CATALIN PAUNA

 | 

BANCA MONDIALA BIROUL ROMANIA

  |  26.03.2013

Catching up with EU peers

If one believes in the process of EU convergence, Romania should be a reasonably attractive destination for foreign investments, especially for those thinking in the long run, stated Catalin Pauna, Economist of the World Bank office in Romania


CATALIN PAUNA

CATALIN PAUNA

COUNTRY ECONOMIST at BANCA MONDIALA BIROUL ROMANIA

Looking back over the last 15 years, for example, Romania was one of the countries which caught up fastest with its EU peers. In 1999, Romania was at around 26% of the EU 27 average in terms of GDP per capita (at purchasing power parity). Now, it is at some 47%, which means a healthy 20% narrowing of the gap. With support from important inflows of EU funds, and with coherent policies at home and at European level, we have all the reasons to believe that the catching up process will continue. This means increased prosperity for the people and healthy returns for investors.

 

There are investment opportunities virtually everywhere, but I would bet mostly on high value added industries, such as IT&C. But agriculture should not be overlooked either, nor should be infrastructure, where the process of convergence requires substantial investment. In terms of main challenges, the principal one is governance, as it shows up in all the surveys. To address it, we have to work on ensuring that public sector institutions function better and that processes such as the formulation and execution of the national budget allocate public resources in an efficient manner and that they support the development of the private sector.

 

But these things take time

 

The energy sector has an immense potential in Romania, and can become a driver of long-term robust and sustainable economic growth, which unfortunately it is not the case now, as many energy companies generate very low value added, if any.
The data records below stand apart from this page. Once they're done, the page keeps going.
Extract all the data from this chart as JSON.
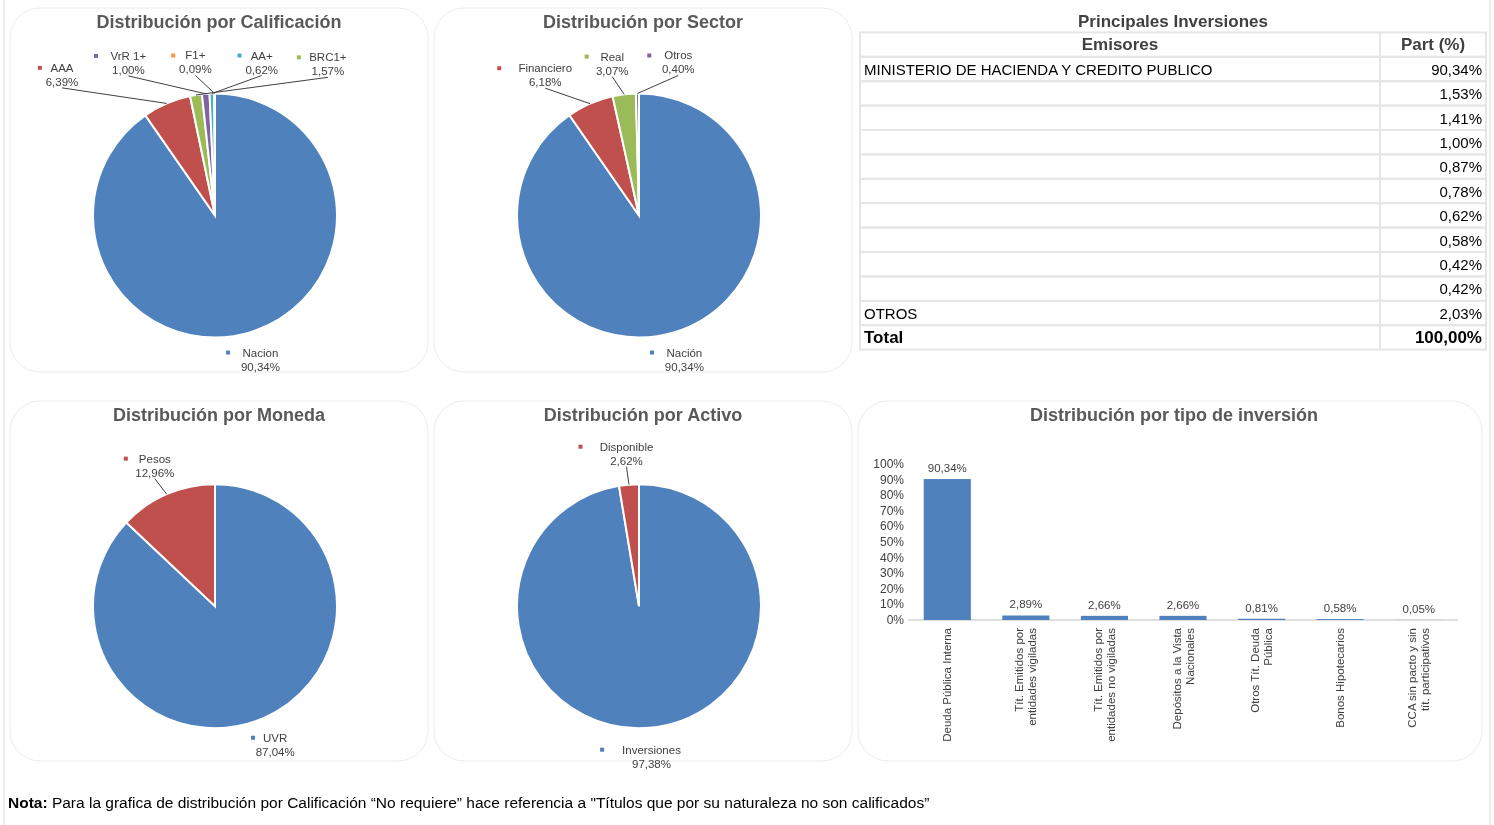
{
  "chart_data": [
    {
      "type": "pie",
      "title": "Distribución por Calificación",
      "categories": [
        "Nacion",
        "AAA",
        "BRC1+",
        "VrR 1+",
        "AA+",
        "F1+"
      ],
      "values": [
        90.34,
        6.39,
        1.57,
        1.0,
        0.62,
        0.09
      ],
      "value_labels": [
        "90,34%",
        "6,39%",
        "1,57%",
        "1,00%",
        "0,62%",
        "0,09%"
      ],
      "colors": [
        "#4f81bd",
        "#c0504d",
        "#9bbb59",
        "#8064a2",
        "#4bacc6",
        "#f79646"
      ],
      "legend": "top"
    },
    {
      "type": "pie",
      "title": "Distribución por Sector",
      "categories": [
        "Nación",
        "Financiero",
        "Real",
        "Otros"
      ],
      "values": [
        90.34,
        6.18,
        3.07,
        0.4
      ],
      "value_labels": [
        "90,34%",
        "6,18%",
        "3,07%",
        "0,40%"
      ],
      "colors": [
        "#4f81bd",
        "#c0504d",
        "#9bbb59",
        "#8064a2"
      ],
      "legend": "top"
    },
    {
      "type": "other",
      "title": "Principales Inversiones",
      "xlabel": "Emisores",
      "ylabel": "Part (%)",
      "categories": [
        "MINISTERIO DE HACIENDA Y CREDITO PUBLICO",
        null,
        null,
        null,
        null,
        null,
        null,
        null,
        null,
        null,
        "OTROS",
        "Total"
      ],
      "value_labels": [
        "90,34%",
        "1,53%",
        "1,41%",
        "1,00%",
        "0,87%",
        "0,78%",
        "0,62%",
        "0,58%",
        "0,42%",
        "0,42%",
        "2,03%",
        "100,00%"
      ]
    },
    {
      "type": "pie",
      "title": "Distribución por Moneda",
      "categories": [
        "UVR",
        "Pesos"
      ],
      "values": [
        87.04,
        12.96
      ],
      "value_labels": [
        "87,04%",
        "12,96%"
      ],
      "colors": [
        "#4f81bd",
        "#c0504d"
      ],
      "legend": "top"
    },
    {
      "type": "pie",
      "title": "Distribución por Activo",
      "categories": [
        "Inversiones",
        "Disponible"
      ],
      "values": [
        97.38,
        2.62
      ],
      "value_labels": [
        "97,38%",
        "2,62%"
      ],
      "colors": [
        "#4f81bd",
        "#c0504d"
      ],
      "legend": "top"
    },
    {
      "type": "bar",
      "title": "Distribución por tipo de inversión",
      "categories": [
        "Deuda Pública Interna",
        "Tít. Emitidos por entidades vigiladas",
        "Tít. Emitidos por entidades no vigiladas",
        "Depósitos a la Vista Nacionales",
        "Otros Tít. Deuda Pública",
        "Bonos Hipotecarios",
        "CCA sin pacto y sin tít. participativos"
      ],
      "values": [
        90.34,
        2.89,
        2.66,
        2.66,
        0.81,
        0.58,
        0.05
      ],
      "value_labels": [
        "90,34%",
        "2,89%",
        "2,66%",
        "2,66%",
        "0,81%",
        "0,58%",
        "0,05%"
      ],
      "color": "#4f81bd",
      "ylim": [
        0,
        100
      ],
      "yticks": [
        {
          "value": 0,
          "label": "0%"
        },
        {
          "value": 10,
          "label": "10%"
        },
        {
          "value": 20,
          "label": "20%"
        },
        {
          "value": 30,
          "label": "30%"
        },
        {
          "value": 40,
          "label": "40%"
        },
        {
          "value": 50,
          "label": "50%"
        },
        {
          "value": 60,
          "label": "60%"
        },
        {
          "value": 70,
          "label": "70%"
        },
        {
          "value": 80,
          "label": "80%"
        },
        {
          "value": 90,
          "label": "90%"
        },
        {
          "value": 100,
          "label": "100%"
        }
      ],
      "annotations": [
        "Nota: Para la grafica de distribución por Calificación “No requiere” hace referencia a  \"Títulos que por su naturaleza no son calificados”"
      ]
    }
  ]
}
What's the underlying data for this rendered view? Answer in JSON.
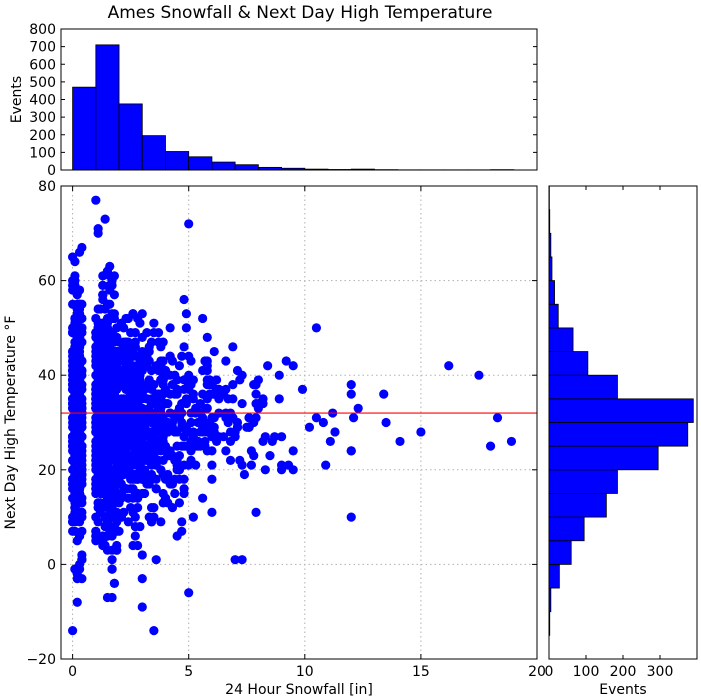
{
  "chart_data": {
    "title": "Ames Snowfall & Next Day High Temperature",
    "scatter": {
      "type": "scatter",
      "xlabel": "24 Hour Snowfall [in]",
      "ylabel": "Next Day High Temperature °F",
      "xlim": [
        -0.5,
        20
      ],
      "ylim": [
        -20,
        80
      ],
      "xticks": [
        "0",
        "5",
        "10",
        "15",
        "20"
      ],
      "yticks": [
        "−20",
        "0",
        "20",
        "40",
        "60",
        "80"
      ],
      "grid": true,
      "reference_line_y": 32,
      "color": "#0000ff",
      "reference_color": "#ff0000"
    },
    "top_histogram": {
      "type": "bar",
      "ylabel": "Events",
      "bin_width": 1,
      "bin_starts": [
        0,
        1,
        2,
        3,
        4,
        5,
        6,
        7,
        8,
        9,
        10,
        11,
        12,
        13,
        14,
        15,
        16,
        17,
        18,
        19
      ],
      "values": [
        470,
        710,
        375,
        195,
        105,
        75,
        45,
        30,
        15,
        10,
        5,
        3,
        5,
        2,
        1,
        1,
        1,
        1,
        2,
        0
      ],
      "ylim": [
        0,
        800
      ],
      "yticks": [
        "0",
        "100",
        "200",
        "300",
        "400",
        "500",
        "600",
        "700",
        "800"
      ],
      "color": "#0000ff"
    },
    "right_histogram": {
      "type": "bar",
      "orientation": "horizontal",
      "xlabel": "Events",
      "bin_width": 5,
      "bin_starts": [
        -20,
        -15,
        -10,
        -5,
        0,
        5,
        10,
        15,
        20,
        25,
        30,
        35,
        40,
        45,
        50,
        55,
        60,
        65,
        70,
        75
      ],
      "values": [
        0,
        2,
        5,
        28,
        60,
        95,
        155,
        185,
        295,
        375,
        390,
        185,
        105,
        65,
        25,
        15,
        8,
        5,
        2,
        1
      ],
      "xlim": [
        0,
        400
      ],
      "xticks": [
        "0",
        "100",
        "200",
        "300"
      ],
      "color": "#0000ff"
    }
  }
}
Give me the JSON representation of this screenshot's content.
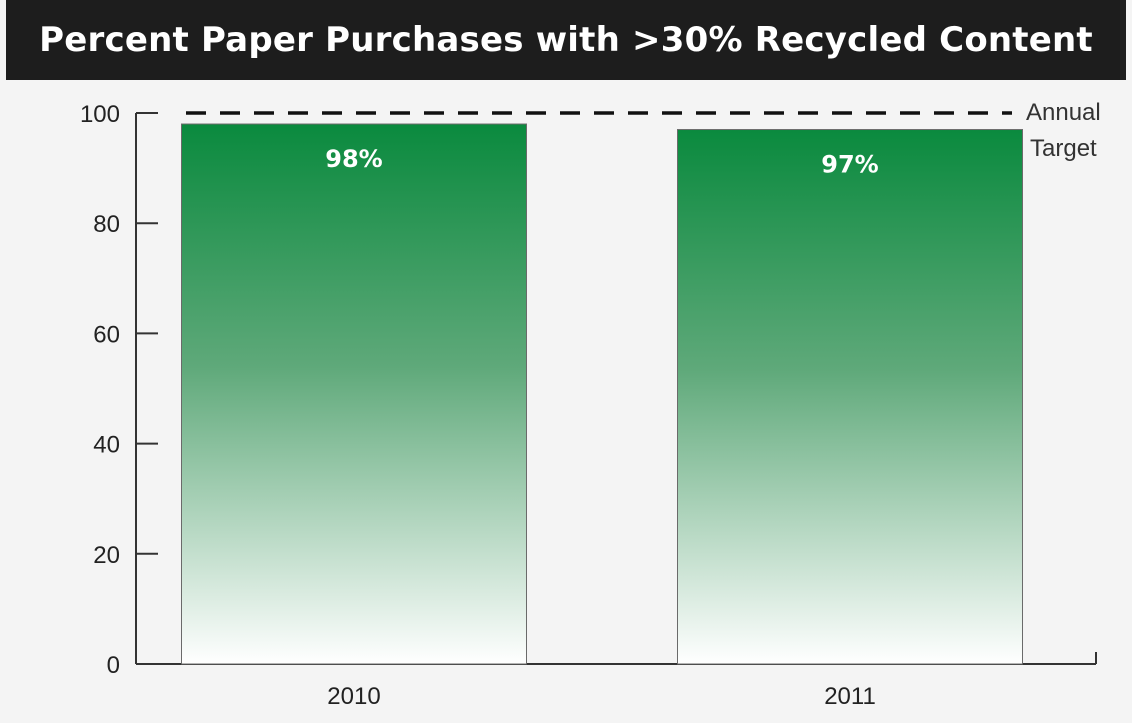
{
  "chart_data": {
    "type": "bar",
    "title": "Percent Paper Purchases with >30% Recycled Content",
    "categories": [
      "2010",
      "2011"
    ],
    "values": [
      98,
      97
    ],
    "data_labels": [
      "98%",
      "97%"
    ],
    "xlabel": "",
    "ylabel": "",
    "ylim": [
      0,
      100
    ],
    "yticks": [
      "0",
      "20",
      "40",
      "60",
      "80",
      "100"
    ],
    "target": {
      "value": 100,
      "label_line1": "Annual",
      "label_line2": "Target"
    },
    "grid": false,
    "legend": "none",
    "colors": {
      "bar_top": "#0a8a3e",
      "bar_bottom": "#ffffff",
      "target_line": "#111111",
      "title_bg": "#1d1d1d"
    }
  }
}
The sector needs substantial investments -- more than Euro 30 billion over the next 10-15 years, as many current generation facilities are old and obsolete and need to be replaced, and as economic growth and development will require more and more energy. These investments can only be provided by the private sector. But the private sector comes in, especially as energy projects are long term projects, if there is a coherent policy framework in place.

 

A coherent framework in place means: a vision or strategy about how the sector would look over the medium and long term, with clearly identified projects to invest into; clear rules supportive of investment and applicable without discrimination to all players; and market liberalization so that the investors recover their investment within a reasonable time frame. If these things happen, there will be for sure interest in the sector from major global players, including from the banking sector.

 

Reforms take time

 

From a fiscal discipline perspective, things look good for Romania, which has one of the lowest fiscal deficits and public debt levels in the European Union. Actually, there are few countries in Europe which look this good, in the context of the crisis. Where we should do better is to collect more budget revenue, including from lower taxation, which is clearly possible, and to spend the public resources more efficiently. We can collect more revenue by improving tax administration and increasing compliance rates for the main taxes - VAT, social contributions, excise duties, etc. Examples from Bulgaria show that this can be done: better collection through better tax administration allowed Bulgaria to increase revenue by up to 6% of GDP and lowering the main taxes at the same time, such as the corporate and personal income taxes. A similar reform is certainly possible in Romania, and the government is moving in this direction. But, again, it will take several years to see substantial improvements. The first important thing is to start.